Motoristas terceirizados da Comlurb interrompem serviços e cobram direitos trabalhistas

Motoristas terceirizados da Comlurb interrompem serviços

Os motoristas terceirizados da Comlurb iniciaram uma paralisação nesta segunda-feira, suspendendo serviços de coleta em diversos bairros do Rio. A mobilização ocorre na sede da empresa responsável pela frota terceirizada, onde trabalhadores se reúnem para reivindicar pagamentos e benefícios que consideram pendentes.

De acordo com o sindicato da categoria, aproximadamente 200 profissionais ligados à Força Ambiental aderiram ao movimento. Eles atuam em áreas do Centro, Zona Sul e Zona Sudoeste, e afirmam que a interrupção das atividades é consequência direta da falta de avanços nas negociações envolvendo demandas trabalhistas.

Entre os pontos defendidos pelos motoristas estão o pagamento de adicional de insalubridade, correção no valor da cesta básica e quitação de horas extras. Segundo relatos, o benefício mensal de alimentação está fixado em R$ 211 e deveria ser reajustado para cerca de R$ 260, acompanhando custos e acordos discutidos anteriormente.

O grupo se concentrou inicialmente na garagem localizada na Estrada do Engenho D’Água, em Jacarepaguá, onde os veículos permanecem parados enquanto a paralisação segue. Representantes reforçam que o objetivo é alcançar melhorias nas condições de trabalho e garantir direitos previstos.

O movimento, que começou logo no início da manhã, ainda não tem previsão de término.
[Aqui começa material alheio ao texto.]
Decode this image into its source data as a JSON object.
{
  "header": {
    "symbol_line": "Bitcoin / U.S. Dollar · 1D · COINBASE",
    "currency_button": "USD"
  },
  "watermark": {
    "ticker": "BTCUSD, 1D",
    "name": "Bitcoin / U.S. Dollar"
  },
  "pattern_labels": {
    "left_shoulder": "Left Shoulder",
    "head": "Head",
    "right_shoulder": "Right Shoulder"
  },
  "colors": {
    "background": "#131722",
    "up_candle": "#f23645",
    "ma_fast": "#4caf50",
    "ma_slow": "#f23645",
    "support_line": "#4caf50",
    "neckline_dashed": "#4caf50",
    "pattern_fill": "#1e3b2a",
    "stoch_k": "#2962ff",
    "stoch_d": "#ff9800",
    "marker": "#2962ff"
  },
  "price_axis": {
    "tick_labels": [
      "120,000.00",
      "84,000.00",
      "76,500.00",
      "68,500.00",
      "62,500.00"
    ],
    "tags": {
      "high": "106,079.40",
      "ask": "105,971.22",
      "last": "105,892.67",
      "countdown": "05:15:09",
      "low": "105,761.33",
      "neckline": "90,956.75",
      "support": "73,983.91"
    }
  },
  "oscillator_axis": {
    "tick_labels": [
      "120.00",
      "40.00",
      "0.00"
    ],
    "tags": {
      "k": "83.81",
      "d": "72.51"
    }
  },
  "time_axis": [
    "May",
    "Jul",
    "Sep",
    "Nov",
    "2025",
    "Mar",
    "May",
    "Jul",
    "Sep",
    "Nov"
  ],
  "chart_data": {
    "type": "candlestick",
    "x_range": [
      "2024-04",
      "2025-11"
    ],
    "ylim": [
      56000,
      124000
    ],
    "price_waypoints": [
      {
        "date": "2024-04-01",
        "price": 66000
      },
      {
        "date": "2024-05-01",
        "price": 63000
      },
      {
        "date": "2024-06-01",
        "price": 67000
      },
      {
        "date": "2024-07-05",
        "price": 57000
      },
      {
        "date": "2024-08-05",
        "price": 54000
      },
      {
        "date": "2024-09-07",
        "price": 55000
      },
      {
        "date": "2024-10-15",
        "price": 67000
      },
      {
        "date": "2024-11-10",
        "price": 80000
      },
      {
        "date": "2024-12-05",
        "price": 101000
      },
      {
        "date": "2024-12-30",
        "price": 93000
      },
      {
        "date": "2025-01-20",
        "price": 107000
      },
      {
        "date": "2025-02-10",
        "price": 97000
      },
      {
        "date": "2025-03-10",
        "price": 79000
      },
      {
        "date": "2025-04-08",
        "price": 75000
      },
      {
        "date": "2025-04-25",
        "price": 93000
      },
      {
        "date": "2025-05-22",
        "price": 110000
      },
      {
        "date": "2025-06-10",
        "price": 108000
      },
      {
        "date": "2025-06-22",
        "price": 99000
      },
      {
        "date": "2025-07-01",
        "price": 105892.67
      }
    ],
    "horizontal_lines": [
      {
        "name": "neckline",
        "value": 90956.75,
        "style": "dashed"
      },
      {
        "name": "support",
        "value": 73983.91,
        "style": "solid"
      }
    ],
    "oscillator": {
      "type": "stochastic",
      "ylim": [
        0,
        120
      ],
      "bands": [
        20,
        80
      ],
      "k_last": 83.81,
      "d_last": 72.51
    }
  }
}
As tratativas entre empresa, sindicato e trabalhadores devem definir os próximos passos, enquanto os motoristas aguardam respostas sobre os pedidos apresentados.

O que dia a Força Ambiental?

A Força Ambiental esclarece que desde abril está negociando e buscando um acordo com o sindicato dos motoristas. 
Há uma divergência do adicional de insalubridade. O sindicato reconhece que a categoria não faz jus ao adicional em acordo com outra empresa da mesma natureza, a CS Brasil, acordo este fundamentado em laudo técnico. Importante frisar que nossos motoristas não têm contato com o lixo. Eles inclusive sao comunicados formalmente ao serem contratados informando que não devem deixar a cabine da direção do veículo justamente para a proteção deles. 
A boa fé da empresa em buscar soluções que atendam aos interesses de todos os envolvidos fica evidente na medida em que, mesmo sem a assinatura do acordo, vem pagando os valores atualizados de salários, vale-alimentação, vale-transporte.
Quanto ao pagamento das horas extras, a empresa esclarece que paga 50% do valor no mesmo mês e os outros 50% trabalha com banco de horas, como faculta a lei. Caso a compensação dessas horas não ocorra num prazo de 6 meses, o valor é pago integral. 
Reiteramos a nossa prioridade e comprometimento na estabilização das relações por meio da assinatura do acordo coletivo junto ao sindicato da categoria e informamos que as atividades já estão normalizadas e os veículos já estão em circulação.